Häufig gestellte Fragen
Was trainiert Push To Run?
Es trainiert den Laufrhythmus, den Kniehub, den Armeinsatz und die Koordination des Unterkörpers, während gleichzeitig die Herzfrequenz gesteigert wird.
Welche Muskeln arbeiten bei dieser Übung am härtesten?
Die Hüftbeuger, Quadrizepse, Gesäßmuskeln, Waden und die Rumpfmuskulatur tragen alle dazu bei, wobei die Arme helfen, das Laufmuster koordiniert zu halten.
Wie hoch sollte ich das Knie anheben?
Hebe es so hoch wie möglich an, während du den Rumpf aufrecht und die Landung leicht hältst. Hüfthöhe ist ein gutes Ziel, aber Kontrolle ist wichtiger als Höhe.
Sollten meine Füße flach auf dem Boden bleiben?
Nein. Bleibe auf dem Vorderfuß und mache die Kontakte schnell und federnd, damit du die Beine effizient wechseln kannst.
Was ist der häufigste Fehler?
Zu große Schritte und ein Zurücklehnen sind die größten Probleme. Beides macht die Übung schwerfällig und reduziert den schnellen Laufrhythmus.

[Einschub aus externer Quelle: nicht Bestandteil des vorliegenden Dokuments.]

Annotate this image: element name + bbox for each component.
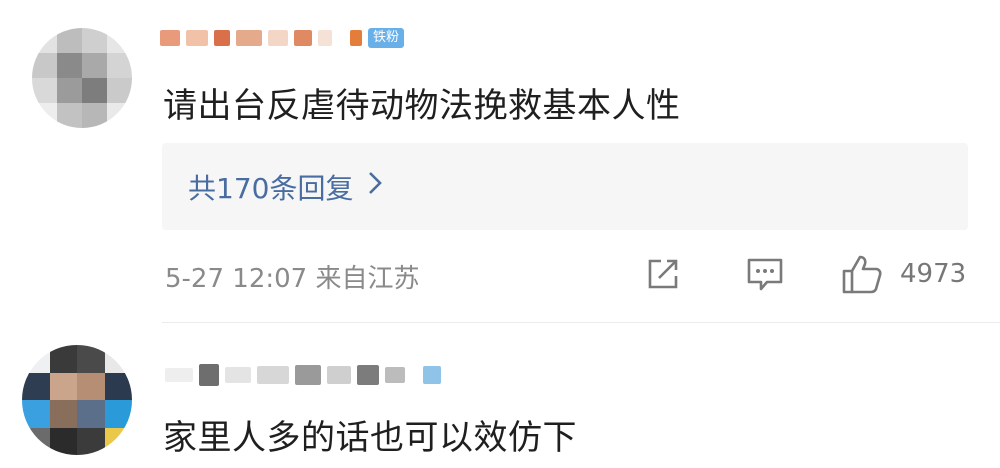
thumbs-up-icon[interactable]	[840, 252, 884, 300]
comment-icon[interactable]	[745, 256, 785, 298]
share-icon[interactable]	[645, 256, 681, 296]
view-replies-link[interactable]: 共170条回复	[188, 167, 383, 207]
reply-count-label: 共170条回复	[188, 171, 354, 205]
divider	[162, 322, 1000, 323]
username-pixelated[interactable]	[165, 364, 441, 386]
avatar[interactable]	[22, 345, 132, 455]
chevron-right-icon	[367, 170, 383, 203]
comment-text: 家里人多的话也可以效仿下	[163, 418, 577, 458]
fan-badge: 铁粉	[368, 28, 405, 48]
comment-text: 请出台反虐待动物法挽救基本人性	[163, 86, 681, 126]
reply-box[interactable]: 共170条回复	[162, 143, 968, 230]
comment-meta: 5-27 12:07 来自江苏	[165, 264, 420, 294]
username-pixelated[interactable]: 铁粉	[160, 28, 405, 48]
avatar[interactable]	[32, 28, 132, 128]
like-count: 4973	[900, 259, 967, 289]
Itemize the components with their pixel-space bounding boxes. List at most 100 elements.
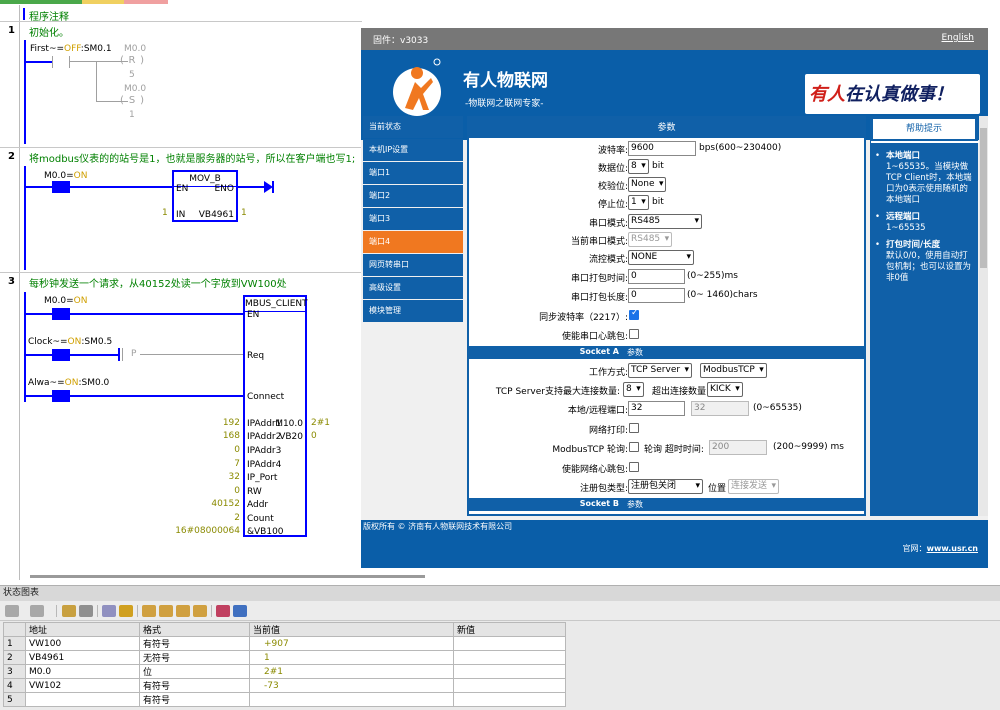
local-port-input[interactable]: 32: [628, 401, 685, 416]
register-select[interactable]: 注册包关闭: [628, 479, 703, 494]
unforce-lock-icon[interactable]: [159, 605, 173, 617]
protocol-select[interactable]: ModbusTCP: [700, 363, 767, 378]
web-side-nav: 当前状态 本机IP设置 端口1 端口2 端口3 端口4 网页转串口 高级设置 模…: [361, 116, 464, 516]
max-conn-select[interactable]: 8: [623, 382, 644, 397]
n3-c3-label: Alwa~=ON:SM0.0: [28, 378, 110, 388]
n2-out-label: VB4961: [198, 210, 234, 220]
nav-item-local-ip[interactable]: 本机IP设置: [363, 139, 463, 161]
nav-item-advanced[interactable]: 高级设置: [363, 277, 463, 299]
table-row[interactable]: 1 VW100 有符号 +907: [3, 636, 566, 651]
nav-item-port1[interactable]: 端口1: [363, 162, 463, 184]
editor-tab-sbr[interactable]: [82, 0, 124, 4]
flow-select[interactable]: NONE: [628, 250, 694, 265]
n3-positive-transition[interactable]: P: [131, 349, 136, 359]
n2-m00-contact[interactable]: [52, 181, 70, 193]
poll-timeout-input: 200: [709, 440, 767, 455]
network-1-comment[interactable]: 初始化。: [29, 24, 361, 39]
pack-len-input[interactable]: 0: [628, 288, 685, 303]
net-print-checkbox[interactable]: [629, 423, 639, 433]
official-site-link[interactable]: www.usr.cn: [927, 544, 978, 553]
force-lock-icon[interactable]: [142, 605, 156, 617]
parity-select[interactable]: None: [628, 177, 667, 192]
single-read-icon[interactable]: [79, 605, 93, 617]
n3-in-ipaddr1: 192: [222, 418, 240, 428]
n1-first-scan-contact[interactable]: [52, 56, 70, 68]
network-3-power-rail: [24, 292, 26, 402]
n1-set-coil[interactable]: S: [120, 94, 144, 108]
copyright: 版权所有 © 济南有人物联网技术有限公司: [363, 522, 513, 531]
col-new-value[interactable]: 新值: [453, 622, 566, 637]
edit-pencil-icon[interactable]: [119, 605, 133, 617]
pack-time-row: 串口打包时间: 0 (0~255)ms: [570, 269, 738, 284]
web-scrollbar[interactable]: [979, 116, 988, 516]
ladder-horizontal-scrollbar[interactable]: [0, 572, 430, 580]
network-1-number: 1: [8, 25, 15, 36]
n1-reset-coil-addr: M0.0: [124, 44, 147, 54]
n2-mov-b-block[interactable]: MOV_B EN ENO IN VB4961: [172, 170, 238, 222]
app-root: 程序注释 1 初始化。 First~=OFF:SM0.1 M0.0 R 5 M0…: [0, 0, 1000, 710]
table-row[interactable]: 4 VW102 有符号 -73: [3, 678, 566, 693]
n1-set-count: 1: [129, 110, 135, 120]
sync-baud-checkbox[interactable]: [629, 308, 639, 320]
read-forced-icon[interactable]: [193, 605, 207, 617]
flow-row: 流控模式: NONE: [469, 249, 864, 267]
n3-out1-value: 2#1: [311, 418, 330, 428]
delete-row-icon[interactable]: [30, 605, 44, 617]
n1-reset-coil[interactable]: R: [120, 54, 144, 68]
n3-m00-contact[interactable]: [52, 308, 70, 320]
unforce-all-icon[interactable]: [176, 605, 190, 617]
baud-input[interactable]: 9600: [628, 141, 696, 156]
serial-heart-checkbox[interactable]: [629, 329, 639, 339]
web-param-panel: 参数 波特率: 9600 bps(600~230400) 数据位: 8 bit …: [467, 116, 866, 516]
table-row[interactable]: 3 M0.0 位 2#1: [3, 664, 566, 679]
table-row[interactable]: 5 有符号: [3, 692, 566, 707]
options-dropdown-icon[interactable]: [233, 605, 247, 617]
nav-item-current-status[interactable]: 当前状态: [363, 116, 463, 138]
max-conn-row: TCP Server支持最大连接数量: 8 超出连接数量 KICK: [469, 381, 864, 399]
nav-item-module-mgmt[interactable]: 模块管理: [363, 300, 463, 322]
nav-item-web-serial[interactable]: 网页转串口: [363, 254, 463, 276]
stop-bits-select[interactable]: 1: [628, 195, 649, 210]
network-2-comment[interactable]: 将modbus仪表的的站号是1，也就是服务器的站号，所以在客户端也写1;: [29, 150, 361, 165]
status-chart-table: 地址 格式 当前值 新值 1 VW100 有符号 +907 2 VB4961 无…: [3, 622, 566, 707]
baud-row: 波特率: 9600 bps(600~230400): [597, 141, 782, 156]
n3-mbus-client-block[interactable]: MBUS_CLIENT EN Req Connect IPAddr1 IPAdd…: [243, 295, 308, 537]
n1-contact-label: First~=OFF:SM0.1: [30, 44, 112, 54]
add-row-icon[interactable]: [5, 605, 19, 617]
editor-tab-main[interactable]: [0, 0, 82, 4]
modbus-poll-checkbox[interactable]: [629, 442, 639, 452]
col-format[interactable]: 格式: [139, 622, 250, 637]
nav-item-port4[interactable]: 端口4: [363, 231, 463, 253]
table-row[interactable]: 2 VB4961 无符号 1: [3, 650, 566, 665]
program-comment-row[interactable]: 程序注释: [20, 5, 420, 23]
nav-item-port2[interactable]: 端口2: [363, 185, 463, 207]
english-link[interactable]: English: [942, 33, 975, 43]
over-conn-select[interactable]: KICK: [707, 382, 743, 397]
usr-web-config: 固件：v3033 English 有人物联网 -物联网之联网专家- 有人在认真做…: [361, 28, 988, 568]
current-mode-row: 当前串口模式: RS485: [469, 231, 864, 249]
net-print-row: 网络打印:: [469, 420, 864, 438]
n3-in-ipport: 32: [228, 472, 240, 482]
n2-out-value: 1: [241, 208, 247, 218]
n3-in-addr: 40152: [211, 499, 240, 509]
col-address[interactable]: 地址: [25, 622, 140, 637]
serial-mode-select[interactable]: RS485: [628, 214, 702, 229]
n3-clock-contact[interactable]: [52, 349, 70, 361]
remote-port-input: 32: [691, 401, 749, 416]
network-3-comment[interactable]: 每秒钟发送一个请求，从40152处读一个字放到VW100处: [29, 275, 361, 290]
editor-tab-int[interactable]: [124, 0, 168, 4]
net-heart-checkbox[interactable]: [629, 462, 639, 472]
write-all-icon[interactable]: [102, 605, 116, 617]
data-bits-select[interactable]: 8: [628, 159, 649, 174]
help-header: 帮助提示: [873, 119, 975, 139]
col-current-value[interactable]: 当前值: [249, 622, 454, 637]
pack-time-input[interactable]: 0: [628, 269, 685, 284]
port-row: 本地/远程端口: 32 32 (0~65535): [567, 401, 802, 416]
trend-view-icon[interactable]: [216, 605, 230, 617]
n3-always-contact[interactable]: [52, 390, 70, 402]
data-bits-row: 数据位: 8 bit: [469, 158, 864, 176]
nav-item-port3[interactable]: 端口3: [363, 208, 463, 230]
firmware-version: 固件：v3033: [373, 36, 429, 46]
work-mode-select[interactable]: TCP Server: [628, 363, 693, 378]
chart-status-icon[interactable]: [62, 605, 76, 617]
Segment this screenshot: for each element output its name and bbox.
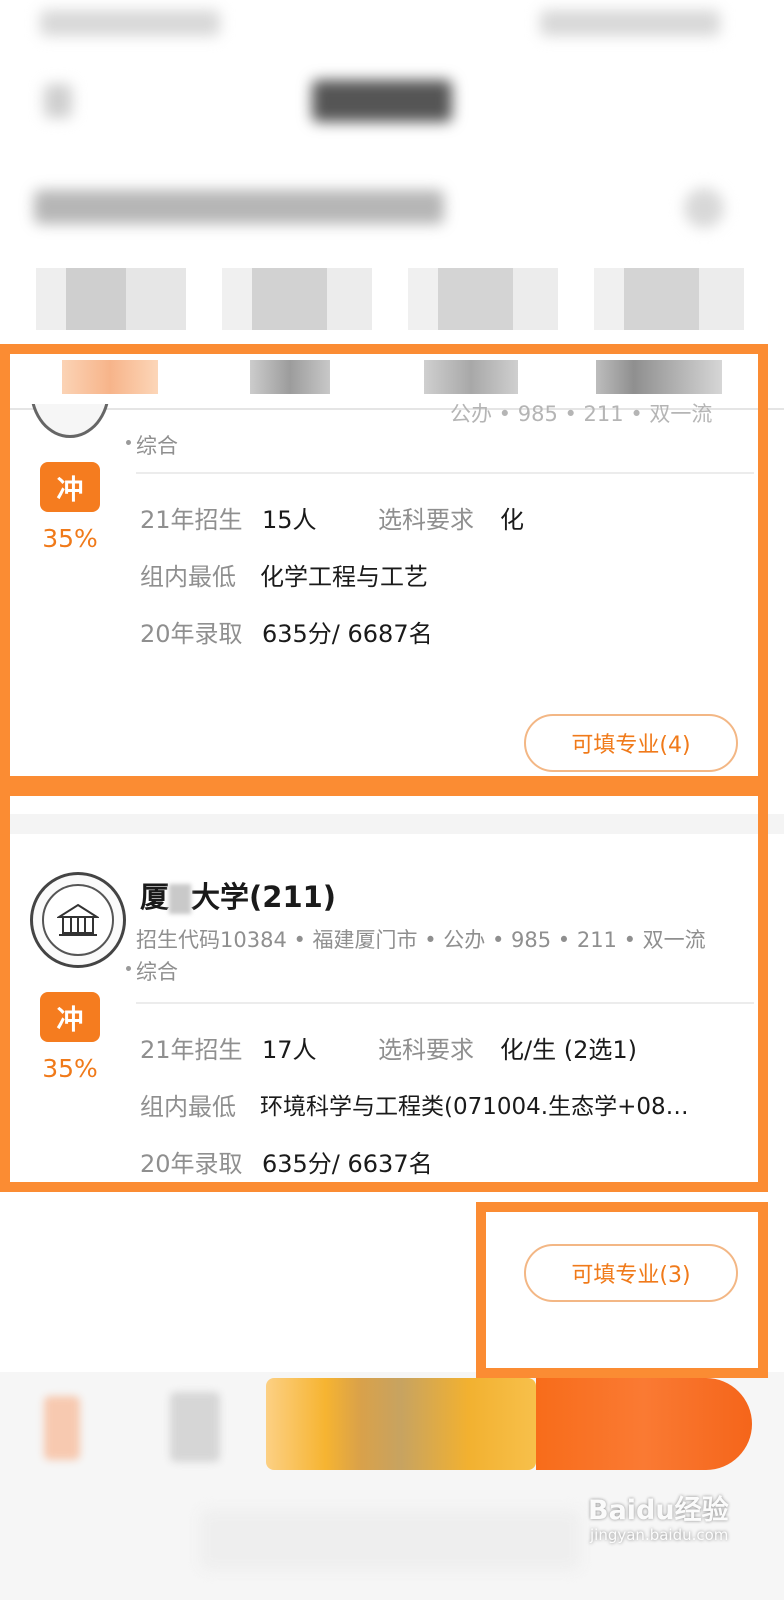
bottom-icon-1[interactable] [44,1396,80,1460]
watermark-logo: Baidu经验 [588,1495,729,1526]
subject-value: 化/生 (2选1) [500,1036,637,1064]
tab-3[interactable] [408,268,558,330]
search-icon[interactable] [684,188,724,228]
page-title [312,80,452,122]
status-bar-left [40,10,220,36]
admission-probability: 35% [42,1054,98,1083]
tab-2[interactable] [222,268,372,330]
info-bullet [126,966,131,971]
baidu-watermark: Baidu经验 jingyan.baidu.com [588,1488,748,1568]
min-major-value: 化学工程与工艺 [260,563,428,591]
info-bullet [126,440,131,445]
redaction-mask [169,884,192,914]
subject-label: 选科要求 [378,1036,474,1064]
card-divider [136,1002,754,1004]
min-major-value: 环境科学与工程类(071004.生态学+08… [260,1094,689,1120]
sticky-tab-2[interactable] [250,360,330,394]
university-card-2[interactable]: 厦大学(211) 招生代码10384 • 福建厦门市 • 公办 • 985 • … [0,834,784,1354]
bottom-icon-2[interactable] [170,1392,220,1462]
enroll-label: 21年招生 [140,1036,243,1064]
min-major-label: 组内最低 [140,563,236,591]
bottom-nav [200,1510,580,1570]
university-name: 厦大学(211) [140,874,336,916]
admission-probability: 35% [42,524,98,553]
tab-1[interactable] [36,268,186,330]
university-type: 综合 [136,434,178,458]
back-icon[interactable] [44,84,72,118]
university-name-rest: 大学(211) [191,880,337,914]
tab-4[interactable] [594,268,744,330]
university-info: 招生代码10384 • 福建厦门市 • 公办 • 985 • 211 • 双一流 [136,928,706,952]
rush-badge: 冲 [40,992,100,1042]
card-divider [136,472,754,474]
filter-bar[interactable] [34,190,444,224]
admit-label: 20年录取 [140,1150,243,1178]
subject-value: 化 [500,506,524,534]
admit-value: 635分/ 6637名 [262,1150,433,1178]
enroll-value: 17人 [262,1036,317,1064]
status-bar-right [540,10,720,36]
enroll-value: 15人 [262,506,317,534]
admit-value: 635分/ 6687名 [262,620,433,648]
primary-action-button[interactable] [266,1378,536,1470]
university-logo [30,872,126,968]
university-card-1[interactable]: 公办 • 985 • 211 • 双一流 综合 冲 35% 21年招生 15人 … [0,344,784,784]
sticky-tab-4[interactable] [596,360,722,394]
eligible-majors-button[interactable]: 可填专业(3) [524,1244,738,1302]
subject-label: 选科要求 [378,506,474,534]
secondary-action-button[interactable] [536,1378,752,1470]
university-name-prefix: 厦 [140,880,170,914]
university-type: 综合 [136,960,178,984]
sticky-tab-1[interactable] [62,360,158,394]
eligible-majors-button[interactable]: 可填专业(4) [524,714,738,772]
sticky-tab-3[interactable] [424,360,518,394]
university-logo-partial [30,404,110,438]
admit-label: 20年录取 [140,620,243,648]
min-major-label: 组内最低 [140,1093,236,1121]
enroll-label: 21年招生 [140,506,243,534]
university-info-partial: 公办 • 985 • 211 • 双一流 [450,402,713,426]
card-separator [0,814,784,834]
building-icon [57,903,99,936]
watermark-url: jingyan.baidu.com [590,1526,729,1544]
rush-badge: 冲 [40,462,100,512]
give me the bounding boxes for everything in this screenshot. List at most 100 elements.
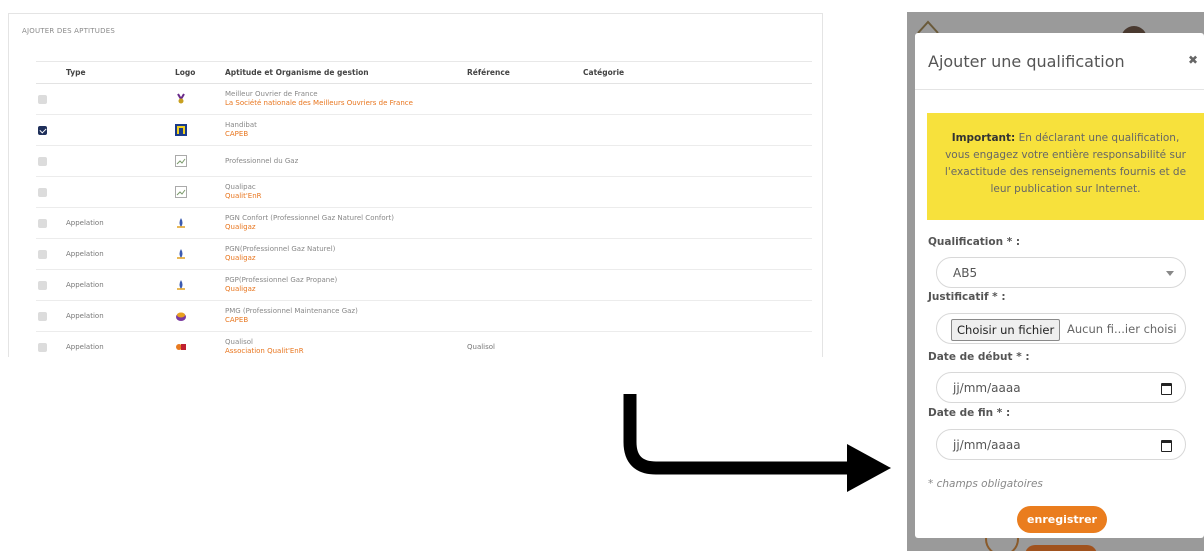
modal-title: Ajouter une qualification: [928, 52, 1125, 71]
checkbox[interactable]: [38, 94, 47, 104]
row-aptitude-cell: PMG (Professionnel Maintenance Gaz) CAPEB: [225, 300, 467, 332]
row-type: [66, 83, 175, 115]
checkbox[interactable]: [38, 218, 47, 228]
row-aptitude-cell: Meilleur Ouvrier de France La Société nat…: [225, 83, 467, 115]
checkbox-checked[interactable]: [38, 125, 47, 135]
table-row[interactable]: Appelation PGN(Professionnel Gaz Naturel)…: [36, 238, 812, 270]
row-reference: [467, 176, 583, 208]
row-aptitude-cell: Professionnel du Gaz: [225, 145, 467, 177]
table-row[interactable]: Appelation PGN Confort (Professionnel Gaz…: [36, 207, 812, 239]
row-reference: Qualisol: [467, 331, 583, 357]
row-categorie: [583, 238, 812, 270]
row-type: Appelation: [66, 238, 175, 270]
row-logo-cell: [175, 83, 225, 115]
aptitude-organisme-link[interactable]: Qualigaz: [225, 285, 467, 294]
row-type: Appelation: [66, 207, 175, 239]
aptitude-organisme-link[interactable]: La Société nationale des Meilleurs Ouvri…: [225, 99, 467, 108]
aptitude-organisme-link[interactable]: Association Qualit'EnR: [225, 347, 467, 356]
checkbox[interactable]: [38, 311, 47, 321]
aptitude-organisme-link[interactable]: Qualit'EnR: [225, 192, 467, 201]
aptitude-name: Professionnel du Gaz: [225, 156, 299, 165]
row-categorie: [583, 300, 812, 332]
row-checkbox-cell: [36, 300, 66, 332]
aptitude-name: PMG (Professionnel Maintenance Gaz): [225, 307, 358, 315]
save-button[interactable]: enregistrer: [1017, 506, 1107, 533]
add-qualification-modal: Ajouter une qualification ✖ Important: E…: [915, 33, 1204, 538]
modal-header: Ajouter une qualification ✖: [915, 33, 1204, 90]
row-reference: [467, 83, 583, 115]
row-categorie: [583, 114, 812, 146]
row-aptitude-cell: Qualisol Association Qualit'EnR: [225, 331, 467, 357]
row-reference: [467, 269, 583, 301]
row-categorie: [583, 145, 812, 177]
calendar-icon[interactable]: [1161, 440, 1172, 452]
checkbox[interactable]: [38, 156, 47, 166]
aptitude-name: Qualisol: [225, 338, 253, 346]
row-categorie: [583, 83, 812, 115]
file-info: Aucun fi...ier choisi: [1067, 322, 1177, 336]
checkbox[interactable]: [38, 280, 47, 290]
row-checkbox-cell: [36, 145, 66, 177]
row-reference: [467, 145, 583, 177]
date-debut-input[interactable]: jj/mm/aaaa: [936, 372, 1186, 403]
row-aptitude-cell: PGN(Professionnel Gaz Naturel) Qualigaz: [225, 238, 467, 270]
row-logo-cell: [175, 145, 225, 177]
aptitude-name: Qualipac: [225, 183, 256, 191]
row-type: Appelation: [66, 269, 175, 301]
table-row[interactable]: Professionnel du Gaz: [36, 145, 812, 177]
house-logo-icon: [917, 20, 939, 34]
flame-logo-icon: [175, 279, 187, 291]
header-logo: Logo: [175, 61, 225, 84]
table-row[interactable]: Qualipac Qualit'EnR: [36, 176, 812, 208]
calendar-icon[interactable]: [1161, 383, 1172, 395]
flame-logo-icon: [175, 248, 187, 260]
header-type: Type: [66, 61, 175, 84]
row-type: [66, 176, 175, 208]
aptitude-organisme-link[interactable]: CAPEB: [225, 316, 467, 325]
table-row[interactable]: Handibat CAPEB: [36, 114, 812, 146]
qualification-select[interactable]: AB5: [936, 257, 1186, 288]
checkbox[interactable]: [38, 249, 47, 259]
table-row[interactable]: Appelation Qualisol Association Qualit'EnR…: [36, 331, 812, 357]
aptitude-organisme-link[interactable]: Qualigaz: [225, 223, 467, 232]
row-aptitude-cell: PGP(Professionnel Gaz Propane) Qualigaz: [225, 269, 467, 301]
row-categorie: [583, 176, 812, 208]
table-row[interactable]: Meilleur Ouvrier de France La Société nat…: [36, 83, 812, 115]
aptitude-organisme-link[interactable]: Qualigaz: [225, 254, 467, 263]
table-row[interactable]: Appelation PGP(Professionnel Gaz Propane)…: [36, 269, 812, 301]
checkbox[interactable]: [38, 187, 47, 197]
row-checkbox-cell: [36, 238, 66, 270]
qualification-value: AB5: [953, 266, 978, 280]
aptitude-name: PGN(Professionnel Gaz Naturel): [225, 245, 336, 253]
flame-logo-icon: [175, 217, 187, 229]
header-checkbox-col: [36, 61, 66, 84]
moaf-logo-icon: [175, 93, 187, 105]
row-aptitude-cell: Qualipac Qualit'EnR: [225, 176, 467, 208]
aptitude-organisme-link[interactable]: CAPEB: [225, 130, 467, 139]
row-reference: [467, 114, 583, 146]
table-row[interactable]: Appelation PMG (Professionnel Maintenance…: [36, 300, 812, 332]
row-reference: [467, 238, 583, 270]
close-icon[interactable]: ✖: [1188, 53, 1198, 67]
row-reference: [467, 300, 583, 332]
date-debut-label: Date de début * :: [928, 351, 1030, 363]
row-logo-cell: [175, 176, 225, 208]
justificatif-file-input[interactable]: Choisir un fichier Aucun fi...ier choisi: [936, 313, 1186, 344]
date-fin-label: Date de fin * :: [928, 407, 1011, 419]
header-aptitude: Aptitude et Organisme de gestion: [225, 61, 467, 84]
row-checkbox-cell: [36, 331, 66, 357]
aptitude-name: PGN Confort (Professionnel Gaz Naturel C…: [225, 214, 395, 222]
checkbox[interactable]: [38, 342, 47, 352]
row-type: Appelation: [66, 300, 175, 332]
row-reference: [467, 207, 583, 239]
aptitude-name: PGP(Professionnel Gaz Propane): [225, 276, 338, 284]
aptitude-name: Handibat: [225, 121, 257, 129]
row-checkbox-cell: [36, 83, 66, 115]
date-fin-placeholder: jj/mm/aaaa: [953, 438, 1021, 452]
row-checkbox-cell: [36, 207, 66, 239]
date-fin-input[interactable]: jj/mm/aaaa: [936, 429, 1186, 460]
row-logo-cell: [175, 300, 225, 332]
choose-file-button[interactable]: Choisir un fichier: [951, 319, 1061, 341]
qualification-label: Qualification * :: [928, 236, 1021, 248]
row-categorie: [583, 269, 812, 301]
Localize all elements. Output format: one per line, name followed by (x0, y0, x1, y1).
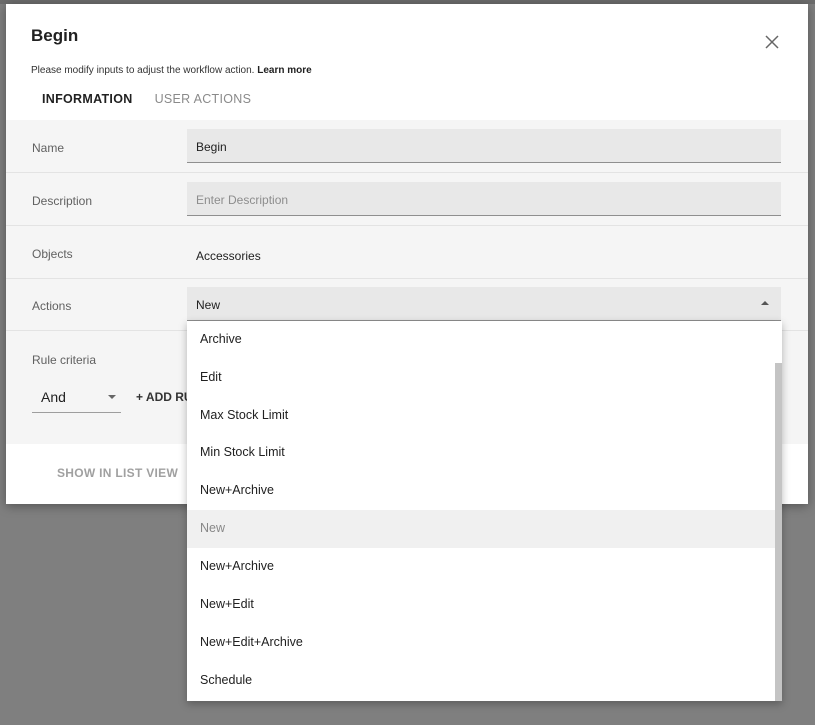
description-label: Description (32, 194, 93, 208)
actions-select-value: New (196, 298, 221, 312)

Können Anfänger Push To Run machen?
Ja. Anfänger sollten eine langsamere Trittfrequenz, kleinere Kniehube und eine kürzere Satzlänge wählen, bis sich das Muster flüssig anfühlt.
Ist dies eine Kraftübung oder eine Cardio-Übung?
Es ist hauptsächlich eine Cardio- und Bewegungsmuster-Übung, obwohl sie die Beine und den Rumpf dennoch ausreichend fordert, um eine nützliche athletische Kondition aufzubauen.
Wo passt diese Übung am besten in ein Training?
Sie eignet sich gut zum Aufwärmen, zur Sprintvorbereitung, in Konditionszirkeln oder als kurzer Finisher, wenn du schnelle Füße ohne Ausrüstung trainieren möchtest.